I'm seeing the same behavior with an autoproxy PAC file I have which uses the source IP address of the client to make decisions about the correct proxy. When the SA is creating the instantproxy.pac file, it clearly fetches the PAC file from the source address of the default VLAN for the IVS instead of the source address of the VLAN assigned to the role. I've found a workaround for this - the PAC file allows the source IP to be hard-coded in the URL instead of getting it from the client address - but I don't think I should have to use this workaround.
09-26-2008 09:09 AM
I opened a case for this even I have the IVS feature enabled but I do not want to make a new IVS for every VLAN which we want to enable NC and have DHCP server enabled. =)
11-17-2008 12:09 AM
11-17-2008 04:42 PM - edited 11-17-2008 04:54 PM
From what I have gathered from this incredibly long thread is that you are trying to use the physical interface (which cannot be tagged) and sub-interfaces (which can be tagged). I'm going to talk Foundry since that's the evil I know. On a Foundry, there is what is called dual-mode. On the physical interface of the switch, you configure it for dual-mode, and tell the interface for what default VLAN you want untagged traffic dropped into. All other traffic will be tagged (802.1q) and will be dropped into the proper VLAN.
int e 1
tag e 1
tag e 1
untag e 1
Someone in the world of Crisco, can you confirm what I'm saying:
If a dot1q trunk receives a tagged frame on the native vlan, it drops it.

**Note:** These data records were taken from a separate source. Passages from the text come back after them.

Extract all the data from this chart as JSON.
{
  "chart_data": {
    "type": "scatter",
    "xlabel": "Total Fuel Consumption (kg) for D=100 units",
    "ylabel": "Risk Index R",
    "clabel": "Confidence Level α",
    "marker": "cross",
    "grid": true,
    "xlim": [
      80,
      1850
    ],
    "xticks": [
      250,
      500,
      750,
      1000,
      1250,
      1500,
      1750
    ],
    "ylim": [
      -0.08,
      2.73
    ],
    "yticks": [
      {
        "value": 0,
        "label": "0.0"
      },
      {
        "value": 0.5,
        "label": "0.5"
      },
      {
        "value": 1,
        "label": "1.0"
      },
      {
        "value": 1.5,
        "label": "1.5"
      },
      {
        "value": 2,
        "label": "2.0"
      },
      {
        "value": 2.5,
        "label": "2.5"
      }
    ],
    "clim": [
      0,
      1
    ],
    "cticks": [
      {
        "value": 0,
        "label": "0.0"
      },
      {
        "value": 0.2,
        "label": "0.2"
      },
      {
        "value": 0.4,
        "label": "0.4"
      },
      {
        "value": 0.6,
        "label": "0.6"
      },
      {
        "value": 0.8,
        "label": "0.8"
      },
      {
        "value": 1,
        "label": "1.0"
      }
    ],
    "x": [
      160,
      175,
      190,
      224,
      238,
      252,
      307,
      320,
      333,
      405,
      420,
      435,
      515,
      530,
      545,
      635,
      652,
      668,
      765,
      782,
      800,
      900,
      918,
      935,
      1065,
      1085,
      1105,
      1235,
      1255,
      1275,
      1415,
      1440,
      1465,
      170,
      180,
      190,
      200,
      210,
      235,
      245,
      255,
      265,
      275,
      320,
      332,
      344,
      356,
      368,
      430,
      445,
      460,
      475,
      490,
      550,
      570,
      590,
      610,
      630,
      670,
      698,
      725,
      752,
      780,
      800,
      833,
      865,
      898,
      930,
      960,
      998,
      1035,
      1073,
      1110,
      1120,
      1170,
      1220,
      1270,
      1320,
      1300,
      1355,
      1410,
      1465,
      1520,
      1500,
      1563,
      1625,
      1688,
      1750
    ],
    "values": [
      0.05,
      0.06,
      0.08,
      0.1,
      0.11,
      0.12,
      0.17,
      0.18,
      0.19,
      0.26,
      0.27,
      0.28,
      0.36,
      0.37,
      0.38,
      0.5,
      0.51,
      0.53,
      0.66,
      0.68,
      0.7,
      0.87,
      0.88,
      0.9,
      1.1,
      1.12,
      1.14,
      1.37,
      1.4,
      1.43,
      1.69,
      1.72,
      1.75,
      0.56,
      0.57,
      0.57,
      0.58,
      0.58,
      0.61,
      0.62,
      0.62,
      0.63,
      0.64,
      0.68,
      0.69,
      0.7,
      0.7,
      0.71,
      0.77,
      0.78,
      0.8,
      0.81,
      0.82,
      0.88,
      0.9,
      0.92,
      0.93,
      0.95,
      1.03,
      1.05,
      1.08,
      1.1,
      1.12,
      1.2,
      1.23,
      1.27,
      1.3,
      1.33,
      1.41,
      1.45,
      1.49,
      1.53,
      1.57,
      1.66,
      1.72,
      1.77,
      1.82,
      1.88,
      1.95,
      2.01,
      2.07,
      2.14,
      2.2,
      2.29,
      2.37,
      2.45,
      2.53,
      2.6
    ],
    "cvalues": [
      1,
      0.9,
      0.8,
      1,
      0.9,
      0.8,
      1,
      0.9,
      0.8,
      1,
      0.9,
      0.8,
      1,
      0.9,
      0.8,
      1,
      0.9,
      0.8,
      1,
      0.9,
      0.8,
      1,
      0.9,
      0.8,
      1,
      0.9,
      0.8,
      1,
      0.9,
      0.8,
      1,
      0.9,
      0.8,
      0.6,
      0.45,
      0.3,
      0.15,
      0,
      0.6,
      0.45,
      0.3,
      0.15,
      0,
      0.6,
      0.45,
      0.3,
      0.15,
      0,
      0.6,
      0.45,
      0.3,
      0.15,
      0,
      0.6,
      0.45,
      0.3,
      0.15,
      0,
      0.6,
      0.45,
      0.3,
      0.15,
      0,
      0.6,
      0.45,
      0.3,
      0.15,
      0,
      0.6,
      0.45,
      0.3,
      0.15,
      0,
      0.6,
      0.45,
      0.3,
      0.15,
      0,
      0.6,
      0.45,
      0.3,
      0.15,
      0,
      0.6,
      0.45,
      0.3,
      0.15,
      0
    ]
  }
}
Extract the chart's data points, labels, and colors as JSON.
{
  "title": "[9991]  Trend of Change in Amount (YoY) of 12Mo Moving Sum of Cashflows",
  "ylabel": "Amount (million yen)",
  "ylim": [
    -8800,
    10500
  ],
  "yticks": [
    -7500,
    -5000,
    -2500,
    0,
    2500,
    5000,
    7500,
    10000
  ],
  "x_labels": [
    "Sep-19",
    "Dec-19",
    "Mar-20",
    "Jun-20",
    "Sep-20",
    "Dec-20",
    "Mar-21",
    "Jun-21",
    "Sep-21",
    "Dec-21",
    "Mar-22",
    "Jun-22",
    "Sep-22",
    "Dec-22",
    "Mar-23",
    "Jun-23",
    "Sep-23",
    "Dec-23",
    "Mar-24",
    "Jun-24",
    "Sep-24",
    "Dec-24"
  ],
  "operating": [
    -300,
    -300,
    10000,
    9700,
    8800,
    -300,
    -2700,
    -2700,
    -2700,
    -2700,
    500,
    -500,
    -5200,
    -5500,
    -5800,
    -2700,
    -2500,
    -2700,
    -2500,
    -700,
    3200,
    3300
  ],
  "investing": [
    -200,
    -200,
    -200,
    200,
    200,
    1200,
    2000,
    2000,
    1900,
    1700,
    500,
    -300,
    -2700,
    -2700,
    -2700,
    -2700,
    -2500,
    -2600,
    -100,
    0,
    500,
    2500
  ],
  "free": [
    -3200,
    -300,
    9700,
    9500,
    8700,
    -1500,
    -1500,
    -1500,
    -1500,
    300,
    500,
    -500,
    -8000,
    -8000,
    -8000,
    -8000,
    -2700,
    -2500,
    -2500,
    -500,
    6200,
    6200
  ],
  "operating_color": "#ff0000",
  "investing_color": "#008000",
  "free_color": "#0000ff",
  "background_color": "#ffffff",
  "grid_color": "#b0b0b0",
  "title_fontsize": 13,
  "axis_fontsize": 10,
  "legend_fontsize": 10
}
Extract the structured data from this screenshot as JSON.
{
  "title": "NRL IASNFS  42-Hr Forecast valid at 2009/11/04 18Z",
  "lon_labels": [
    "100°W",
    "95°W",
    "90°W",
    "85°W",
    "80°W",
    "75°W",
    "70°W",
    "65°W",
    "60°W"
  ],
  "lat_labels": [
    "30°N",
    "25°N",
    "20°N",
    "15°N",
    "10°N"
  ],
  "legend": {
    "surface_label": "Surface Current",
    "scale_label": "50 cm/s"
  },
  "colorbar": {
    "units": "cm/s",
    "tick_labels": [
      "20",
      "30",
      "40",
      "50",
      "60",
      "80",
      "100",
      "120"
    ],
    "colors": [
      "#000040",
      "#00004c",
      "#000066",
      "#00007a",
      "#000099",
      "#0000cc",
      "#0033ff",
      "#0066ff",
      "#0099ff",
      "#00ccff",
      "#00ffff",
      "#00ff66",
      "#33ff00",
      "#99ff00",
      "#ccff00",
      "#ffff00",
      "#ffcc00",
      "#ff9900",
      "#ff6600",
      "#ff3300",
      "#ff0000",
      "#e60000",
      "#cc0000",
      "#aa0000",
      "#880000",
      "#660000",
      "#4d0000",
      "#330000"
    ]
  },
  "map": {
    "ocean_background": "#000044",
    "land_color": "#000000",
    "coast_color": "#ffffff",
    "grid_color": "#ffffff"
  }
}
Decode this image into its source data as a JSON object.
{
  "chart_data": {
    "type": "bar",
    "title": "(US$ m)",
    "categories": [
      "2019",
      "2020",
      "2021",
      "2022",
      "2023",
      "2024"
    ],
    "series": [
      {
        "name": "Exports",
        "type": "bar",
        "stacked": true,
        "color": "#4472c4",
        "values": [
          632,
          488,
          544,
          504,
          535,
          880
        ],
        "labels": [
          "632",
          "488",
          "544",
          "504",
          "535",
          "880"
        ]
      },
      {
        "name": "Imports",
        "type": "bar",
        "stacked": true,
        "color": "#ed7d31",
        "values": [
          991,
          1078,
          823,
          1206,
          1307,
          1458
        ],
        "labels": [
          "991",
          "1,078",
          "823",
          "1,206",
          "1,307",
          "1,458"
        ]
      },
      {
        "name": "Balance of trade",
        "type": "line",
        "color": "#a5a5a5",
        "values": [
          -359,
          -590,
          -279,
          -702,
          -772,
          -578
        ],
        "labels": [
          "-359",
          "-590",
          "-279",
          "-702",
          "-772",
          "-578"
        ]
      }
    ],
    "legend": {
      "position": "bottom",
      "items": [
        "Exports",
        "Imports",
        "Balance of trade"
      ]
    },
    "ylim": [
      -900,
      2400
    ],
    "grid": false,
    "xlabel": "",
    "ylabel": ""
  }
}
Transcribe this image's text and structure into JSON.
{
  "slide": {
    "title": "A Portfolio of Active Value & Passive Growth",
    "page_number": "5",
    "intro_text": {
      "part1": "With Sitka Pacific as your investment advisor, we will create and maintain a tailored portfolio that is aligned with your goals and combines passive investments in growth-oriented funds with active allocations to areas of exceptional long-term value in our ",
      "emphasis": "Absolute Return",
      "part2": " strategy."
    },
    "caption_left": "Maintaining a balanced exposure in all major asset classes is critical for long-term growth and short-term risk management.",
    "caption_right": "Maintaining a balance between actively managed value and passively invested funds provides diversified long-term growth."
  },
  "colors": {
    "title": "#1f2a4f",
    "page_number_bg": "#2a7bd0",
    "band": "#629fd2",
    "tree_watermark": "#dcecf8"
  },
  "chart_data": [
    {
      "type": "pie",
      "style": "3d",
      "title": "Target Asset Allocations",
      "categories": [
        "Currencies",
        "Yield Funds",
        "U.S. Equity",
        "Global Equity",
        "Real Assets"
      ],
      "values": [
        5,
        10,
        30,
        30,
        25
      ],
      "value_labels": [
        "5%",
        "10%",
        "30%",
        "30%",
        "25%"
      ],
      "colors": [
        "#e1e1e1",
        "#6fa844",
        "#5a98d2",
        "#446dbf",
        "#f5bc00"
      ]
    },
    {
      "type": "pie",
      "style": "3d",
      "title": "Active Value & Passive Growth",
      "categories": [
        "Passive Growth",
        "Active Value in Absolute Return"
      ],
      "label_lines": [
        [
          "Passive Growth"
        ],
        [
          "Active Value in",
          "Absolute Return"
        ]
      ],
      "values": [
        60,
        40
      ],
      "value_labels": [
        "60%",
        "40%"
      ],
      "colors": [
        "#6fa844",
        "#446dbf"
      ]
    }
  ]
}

When a cisco trunk port receives untagged frames it forwards them to the native vlan #1 by default
So, if you want the native VLAN to be something other than 1, you can change the default VLAN, but this does not move STP or other Crisco things from VLAN 1.
11-18-2008 06:35 AM - edited 11-18-2008 06:41 AM
That is correct. I use this configuration on Catalysts, and all untagged traffic leaving the SA is put on the default VLAN on the turnk port of the switch.
Don't know if this suggestion will be useful, but I had some success getting Juniper to move on a "working as designed" issue that I had. I told them - through the JTAC engineer and my local SE - that if it was "working as designed", then it was "designed as stupid". I think that applies here too. If a role has its traffic assigned to a VLAN, and uses DHCP, it makes no sense to send the DHCP request out as untagged traffic. Or - at the least - you should have the option for the DHCP traffic to be sent on the VLAN.
11-18-2008 07:42 AM
OK, so what I said was accurate then. It will send it to the default VLAN. The default VLAN on Crisco can be changed, but that doesn't move things like STP or Crisco proprietary stuff over, that still remains on VLAN 1.